North Carolina Central University


Rab3A effector domain peptides induce insulin exocytosis via a specific interaction with a cytosolic protein doublet

Publication Type  Journal Article
Author  Olszewski S, Deeney JT, Schuppin GT, Williams KP, Corkey BE, Rhodes CJ
Year of Publication  1994
Secondary Title  J Biol Chem
Volume  269
Pagination  27987-91
Publication Language  eng
Accession Number  7961732
Key Words  Amino Acid Sequence; Animals; Cell Line; Cytosol/metabolism; Electroporation; Exocytosis/*drug effects; GTP-Binding Proteins/*physiology; Insulin/*metabolism/secretion; Islets of Langerhans/*metabolism/secretion; Kinetics; Molecular Sequence Data; Pancrea
Abstract  

A key protein involved in the regulated exocytotic mechanism in neuroendocrine cells is the GTP-binding protein, Rab3A. Rab3A is thought to mediate exocytosis by an interaction of its effector domain with a putative effector protein.

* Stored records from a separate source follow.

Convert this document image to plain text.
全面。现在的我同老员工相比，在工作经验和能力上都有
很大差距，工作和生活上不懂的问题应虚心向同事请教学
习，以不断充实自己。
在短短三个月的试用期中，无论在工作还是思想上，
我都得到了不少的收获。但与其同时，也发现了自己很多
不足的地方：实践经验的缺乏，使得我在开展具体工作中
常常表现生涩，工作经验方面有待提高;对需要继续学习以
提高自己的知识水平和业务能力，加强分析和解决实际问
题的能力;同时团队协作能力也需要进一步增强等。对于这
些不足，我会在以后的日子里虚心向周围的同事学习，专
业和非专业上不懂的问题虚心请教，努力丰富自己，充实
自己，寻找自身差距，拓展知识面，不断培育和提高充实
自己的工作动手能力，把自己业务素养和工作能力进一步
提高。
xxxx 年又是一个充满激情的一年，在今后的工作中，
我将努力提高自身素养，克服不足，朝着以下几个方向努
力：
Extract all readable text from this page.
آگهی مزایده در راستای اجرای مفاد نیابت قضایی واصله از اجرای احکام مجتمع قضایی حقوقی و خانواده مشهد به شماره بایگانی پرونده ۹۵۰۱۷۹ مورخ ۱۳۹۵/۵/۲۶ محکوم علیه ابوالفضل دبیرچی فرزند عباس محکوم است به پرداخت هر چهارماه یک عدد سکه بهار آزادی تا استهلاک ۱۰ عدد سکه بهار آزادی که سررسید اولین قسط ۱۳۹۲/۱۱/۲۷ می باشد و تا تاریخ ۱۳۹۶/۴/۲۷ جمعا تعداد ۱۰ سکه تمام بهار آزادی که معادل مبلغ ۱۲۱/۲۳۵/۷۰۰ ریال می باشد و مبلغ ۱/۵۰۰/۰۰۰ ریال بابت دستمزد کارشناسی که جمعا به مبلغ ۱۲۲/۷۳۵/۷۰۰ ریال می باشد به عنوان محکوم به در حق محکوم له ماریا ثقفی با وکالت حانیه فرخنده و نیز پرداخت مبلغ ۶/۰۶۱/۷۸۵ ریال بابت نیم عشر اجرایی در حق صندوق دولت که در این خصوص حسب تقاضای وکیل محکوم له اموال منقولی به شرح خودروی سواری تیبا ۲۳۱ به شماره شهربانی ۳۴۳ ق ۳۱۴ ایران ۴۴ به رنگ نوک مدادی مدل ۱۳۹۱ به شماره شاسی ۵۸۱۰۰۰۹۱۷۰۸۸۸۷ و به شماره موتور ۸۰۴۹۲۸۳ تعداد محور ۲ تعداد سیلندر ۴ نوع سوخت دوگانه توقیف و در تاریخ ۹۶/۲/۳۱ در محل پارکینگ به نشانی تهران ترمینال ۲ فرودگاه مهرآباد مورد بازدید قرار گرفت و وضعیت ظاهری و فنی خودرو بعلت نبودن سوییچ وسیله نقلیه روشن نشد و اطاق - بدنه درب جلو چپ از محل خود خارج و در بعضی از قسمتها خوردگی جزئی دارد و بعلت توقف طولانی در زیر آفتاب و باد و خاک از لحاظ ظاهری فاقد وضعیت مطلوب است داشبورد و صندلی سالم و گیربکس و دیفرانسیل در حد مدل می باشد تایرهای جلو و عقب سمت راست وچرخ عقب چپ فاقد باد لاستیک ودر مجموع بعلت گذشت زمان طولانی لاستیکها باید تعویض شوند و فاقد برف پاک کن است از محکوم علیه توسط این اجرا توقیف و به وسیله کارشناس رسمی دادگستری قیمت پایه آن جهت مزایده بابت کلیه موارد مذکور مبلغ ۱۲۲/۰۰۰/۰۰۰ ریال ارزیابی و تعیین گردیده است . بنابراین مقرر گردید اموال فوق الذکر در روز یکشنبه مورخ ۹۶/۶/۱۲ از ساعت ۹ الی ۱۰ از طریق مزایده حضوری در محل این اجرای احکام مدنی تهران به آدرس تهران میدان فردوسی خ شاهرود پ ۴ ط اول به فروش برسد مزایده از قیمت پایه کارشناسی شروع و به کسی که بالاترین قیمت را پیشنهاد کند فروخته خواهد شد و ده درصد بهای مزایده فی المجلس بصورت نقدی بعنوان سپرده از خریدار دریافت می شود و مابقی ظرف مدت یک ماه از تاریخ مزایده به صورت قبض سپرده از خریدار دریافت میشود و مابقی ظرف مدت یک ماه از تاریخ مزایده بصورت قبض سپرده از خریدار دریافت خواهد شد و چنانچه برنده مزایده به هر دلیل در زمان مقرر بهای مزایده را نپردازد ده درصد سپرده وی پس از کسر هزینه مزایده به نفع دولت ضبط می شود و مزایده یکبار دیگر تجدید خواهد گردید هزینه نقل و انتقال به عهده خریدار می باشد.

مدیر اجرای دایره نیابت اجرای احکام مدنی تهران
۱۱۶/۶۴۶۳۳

We demonstrate here that Rab3A effector domain peptides specifically stimulated insulin exocytosis in electroporated insulin-secreting cells (K0.5 activation, 6-8 microM) in a Ca(2+)-independent manner, although in the presence of Ca2+ insulin exocytosis was further potentiated. By using a 125I-radiolabeled photoactivated cross-linking Rab3A effector domain peptide, we identified a cytosolic protein doublet (REEP-1 and REEP-2), which specifically interacted with the Rab3A effector domain. Competitive inhibition studies revealed this protein-protein interaction to be at a concentration equivalent to that required for Rab3A effector domain peptides to trigger insulin exocytosis (Ki, 6-8 microM). Furthermore, under basal secretory conditions REEP-1 and -2 were membrane-associated, but upon stimulation of exocytosis they were released into a cytosolic fraction. Our results suggest that REEP-1 and -2 are part of the regulated exocytotic machinery, and their dissociation upon stimulation of hormone release (likely from a protein complex) may be essential to the mechanism that triggers regulated exocytosis in pancreatic beta-cells.

Notes  

Journal ArticleResearch Support, U.S. Gov't, P.H.S.